Hi, I am currently performing DE analysis on fungal gene expression in axenic and in planta conditions. I have 3 biological replicates subjected to the two conditions. When inspecting the Dispersion estimates and MA (LFC shrunk) plots, these are the plots. I don't think these plots are accurate. The dispersion plot seems to has bad fit similarly to the MA plot which does not resemble the typical shape of an MA plot. I am new in DE analysis so I need others opinion on these plots
# MA-plot
resLFC <- lfcShrink(ddsTxi, coef="condition_IN_PLANTA_vs_AXENIC", type="apeglm")
plotMA(resLFC, ylim=c(-8,8))
# dispersion estimates
plotDispEsts(ddsTxi, ylim = c(1e-4, 1e3))

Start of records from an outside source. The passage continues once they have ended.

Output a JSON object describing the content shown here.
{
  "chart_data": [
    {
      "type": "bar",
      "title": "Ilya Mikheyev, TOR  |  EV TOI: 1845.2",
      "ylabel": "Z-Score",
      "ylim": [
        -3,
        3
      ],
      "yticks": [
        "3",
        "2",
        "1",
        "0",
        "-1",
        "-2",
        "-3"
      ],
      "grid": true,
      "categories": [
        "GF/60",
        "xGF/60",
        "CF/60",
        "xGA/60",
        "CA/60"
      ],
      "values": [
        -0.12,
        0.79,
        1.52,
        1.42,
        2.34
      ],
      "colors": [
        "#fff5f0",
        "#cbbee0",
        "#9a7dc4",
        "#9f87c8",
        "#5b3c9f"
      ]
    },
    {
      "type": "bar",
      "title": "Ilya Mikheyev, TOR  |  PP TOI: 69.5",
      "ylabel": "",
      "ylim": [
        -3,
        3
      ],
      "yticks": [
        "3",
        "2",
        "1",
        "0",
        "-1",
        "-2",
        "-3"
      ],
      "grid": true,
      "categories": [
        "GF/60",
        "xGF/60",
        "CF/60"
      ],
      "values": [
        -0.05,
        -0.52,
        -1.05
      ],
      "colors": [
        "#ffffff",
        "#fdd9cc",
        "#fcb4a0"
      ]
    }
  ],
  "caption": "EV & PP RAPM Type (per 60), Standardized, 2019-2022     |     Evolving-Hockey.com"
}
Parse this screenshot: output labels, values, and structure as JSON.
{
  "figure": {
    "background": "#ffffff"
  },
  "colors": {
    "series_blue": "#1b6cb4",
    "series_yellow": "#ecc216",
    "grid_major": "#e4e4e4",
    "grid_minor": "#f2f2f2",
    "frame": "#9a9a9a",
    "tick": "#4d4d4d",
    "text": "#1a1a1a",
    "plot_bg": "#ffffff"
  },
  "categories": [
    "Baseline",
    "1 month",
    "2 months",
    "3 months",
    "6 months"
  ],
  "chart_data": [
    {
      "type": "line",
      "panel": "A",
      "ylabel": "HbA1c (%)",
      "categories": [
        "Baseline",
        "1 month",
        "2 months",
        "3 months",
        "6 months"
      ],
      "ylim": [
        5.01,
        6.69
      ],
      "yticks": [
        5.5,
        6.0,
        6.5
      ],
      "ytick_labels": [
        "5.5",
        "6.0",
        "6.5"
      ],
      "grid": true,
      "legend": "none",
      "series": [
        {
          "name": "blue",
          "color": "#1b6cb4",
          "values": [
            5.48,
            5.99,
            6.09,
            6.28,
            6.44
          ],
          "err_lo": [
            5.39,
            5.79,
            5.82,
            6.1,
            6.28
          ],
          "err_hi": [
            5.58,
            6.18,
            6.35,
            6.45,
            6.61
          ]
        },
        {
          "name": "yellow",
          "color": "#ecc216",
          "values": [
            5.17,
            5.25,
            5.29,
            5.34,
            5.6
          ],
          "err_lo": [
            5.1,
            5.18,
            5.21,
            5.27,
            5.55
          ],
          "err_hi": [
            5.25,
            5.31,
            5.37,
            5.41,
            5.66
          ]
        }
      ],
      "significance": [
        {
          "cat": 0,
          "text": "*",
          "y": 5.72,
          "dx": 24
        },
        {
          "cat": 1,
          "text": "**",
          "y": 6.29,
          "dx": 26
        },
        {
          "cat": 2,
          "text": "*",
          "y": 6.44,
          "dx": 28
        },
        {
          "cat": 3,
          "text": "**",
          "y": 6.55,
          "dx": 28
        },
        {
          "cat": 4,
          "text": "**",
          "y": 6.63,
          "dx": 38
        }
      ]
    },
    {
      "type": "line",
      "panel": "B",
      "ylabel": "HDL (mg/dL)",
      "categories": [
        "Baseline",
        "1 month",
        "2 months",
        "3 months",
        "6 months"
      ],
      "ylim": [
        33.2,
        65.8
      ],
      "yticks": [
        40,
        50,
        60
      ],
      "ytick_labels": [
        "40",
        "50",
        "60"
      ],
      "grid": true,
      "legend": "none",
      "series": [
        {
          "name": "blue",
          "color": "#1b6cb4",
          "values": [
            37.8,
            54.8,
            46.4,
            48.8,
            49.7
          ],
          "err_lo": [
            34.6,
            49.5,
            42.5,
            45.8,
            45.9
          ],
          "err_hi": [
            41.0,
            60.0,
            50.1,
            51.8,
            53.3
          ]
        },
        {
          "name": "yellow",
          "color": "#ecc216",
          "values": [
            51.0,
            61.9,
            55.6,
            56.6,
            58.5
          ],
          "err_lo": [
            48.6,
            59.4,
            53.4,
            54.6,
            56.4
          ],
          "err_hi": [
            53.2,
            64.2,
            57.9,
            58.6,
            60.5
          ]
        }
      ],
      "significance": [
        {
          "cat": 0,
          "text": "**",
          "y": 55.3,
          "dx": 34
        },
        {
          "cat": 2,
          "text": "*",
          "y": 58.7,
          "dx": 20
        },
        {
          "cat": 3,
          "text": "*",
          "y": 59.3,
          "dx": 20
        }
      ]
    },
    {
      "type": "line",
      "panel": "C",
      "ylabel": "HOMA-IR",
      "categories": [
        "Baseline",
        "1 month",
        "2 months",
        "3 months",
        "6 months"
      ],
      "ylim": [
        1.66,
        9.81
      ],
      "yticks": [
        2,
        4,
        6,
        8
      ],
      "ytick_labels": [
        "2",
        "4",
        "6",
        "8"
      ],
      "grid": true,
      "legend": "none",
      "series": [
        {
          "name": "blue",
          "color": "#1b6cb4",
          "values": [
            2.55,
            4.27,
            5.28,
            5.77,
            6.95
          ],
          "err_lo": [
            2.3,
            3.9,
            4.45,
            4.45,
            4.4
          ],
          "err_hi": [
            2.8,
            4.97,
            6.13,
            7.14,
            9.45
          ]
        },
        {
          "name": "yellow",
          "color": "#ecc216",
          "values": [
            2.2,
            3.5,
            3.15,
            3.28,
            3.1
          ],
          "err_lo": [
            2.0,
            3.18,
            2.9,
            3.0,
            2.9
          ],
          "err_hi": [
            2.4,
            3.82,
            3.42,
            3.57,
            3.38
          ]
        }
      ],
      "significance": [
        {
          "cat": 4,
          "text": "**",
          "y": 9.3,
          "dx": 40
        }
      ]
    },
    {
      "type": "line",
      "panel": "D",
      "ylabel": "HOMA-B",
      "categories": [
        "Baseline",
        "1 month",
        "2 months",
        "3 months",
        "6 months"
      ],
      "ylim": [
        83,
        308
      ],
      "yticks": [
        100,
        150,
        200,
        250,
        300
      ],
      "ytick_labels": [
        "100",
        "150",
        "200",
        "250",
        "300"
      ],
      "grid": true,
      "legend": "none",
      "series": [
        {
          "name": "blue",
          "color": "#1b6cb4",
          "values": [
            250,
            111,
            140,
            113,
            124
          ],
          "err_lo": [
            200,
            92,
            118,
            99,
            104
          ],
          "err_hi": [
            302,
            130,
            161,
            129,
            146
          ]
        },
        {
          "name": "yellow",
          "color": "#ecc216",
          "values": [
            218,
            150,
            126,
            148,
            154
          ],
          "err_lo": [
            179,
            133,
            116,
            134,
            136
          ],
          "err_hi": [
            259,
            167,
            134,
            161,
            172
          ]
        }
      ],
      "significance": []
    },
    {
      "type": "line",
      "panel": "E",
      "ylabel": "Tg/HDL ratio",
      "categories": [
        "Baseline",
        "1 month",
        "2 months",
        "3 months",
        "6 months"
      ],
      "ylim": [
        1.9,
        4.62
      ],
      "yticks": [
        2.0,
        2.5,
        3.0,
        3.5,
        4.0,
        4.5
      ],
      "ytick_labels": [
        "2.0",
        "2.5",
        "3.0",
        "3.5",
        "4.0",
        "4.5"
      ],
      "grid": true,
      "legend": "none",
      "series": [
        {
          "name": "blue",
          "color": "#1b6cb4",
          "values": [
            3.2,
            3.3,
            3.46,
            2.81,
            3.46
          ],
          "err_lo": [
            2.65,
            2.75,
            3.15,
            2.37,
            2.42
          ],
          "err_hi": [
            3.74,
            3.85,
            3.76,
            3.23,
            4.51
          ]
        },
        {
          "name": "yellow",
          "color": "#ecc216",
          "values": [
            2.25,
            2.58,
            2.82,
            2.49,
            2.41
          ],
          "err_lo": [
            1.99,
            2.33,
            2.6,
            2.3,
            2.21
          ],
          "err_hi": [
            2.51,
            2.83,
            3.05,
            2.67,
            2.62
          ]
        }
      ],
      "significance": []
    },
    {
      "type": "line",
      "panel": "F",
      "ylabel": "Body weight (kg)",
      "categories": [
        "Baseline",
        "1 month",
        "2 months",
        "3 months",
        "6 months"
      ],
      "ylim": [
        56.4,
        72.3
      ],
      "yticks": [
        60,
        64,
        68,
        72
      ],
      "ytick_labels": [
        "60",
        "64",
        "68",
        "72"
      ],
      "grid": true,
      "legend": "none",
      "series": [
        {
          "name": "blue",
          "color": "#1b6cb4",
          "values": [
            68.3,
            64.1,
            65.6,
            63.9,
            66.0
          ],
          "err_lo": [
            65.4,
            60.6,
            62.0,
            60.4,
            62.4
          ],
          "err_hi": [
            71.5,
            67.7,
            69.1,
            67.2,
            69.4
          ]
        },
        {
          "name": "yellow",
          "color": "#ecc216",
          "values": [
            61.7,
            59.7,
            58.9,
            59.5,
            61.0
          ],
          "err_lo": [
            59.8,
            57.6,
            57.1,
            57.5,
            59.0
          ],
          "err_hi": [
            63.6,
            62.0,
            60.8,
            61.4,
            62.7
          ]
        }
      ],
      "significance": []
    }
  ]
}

Thank you for the suggestion!
I pondered upon the idea of filtering before but as I read that DESeq2 performs stricter filtering, I decided on not filtering. This time, I filtered the data based your suggestion (and it should be done for visualization) and so these are the plots
I also produced PCA plot:
Am I right to suggest that:
1) The high variability of data from in planta samples as seen from PCA is causing the dispersed distribution in the dispersion plot
2) Based on the log-fold change in the MA-plot, there is a hint that there is a large difference in the expression of gene across the two treatment
Thank you!
The high variability in the PCA is attributable to condition, so does not affect the dispersion. Dispersion estimation takes into account the experimental design.
Yes, there are large differences across condition.
I would recommend pre-filtering this dataset, because the excess number of features with small count seemed to impair dispersion estimation in the first set of plots. The second pair of plots look good to me.
Thank you so much for you reply, sir. And thank you for helping other beginners like me throughout the forum!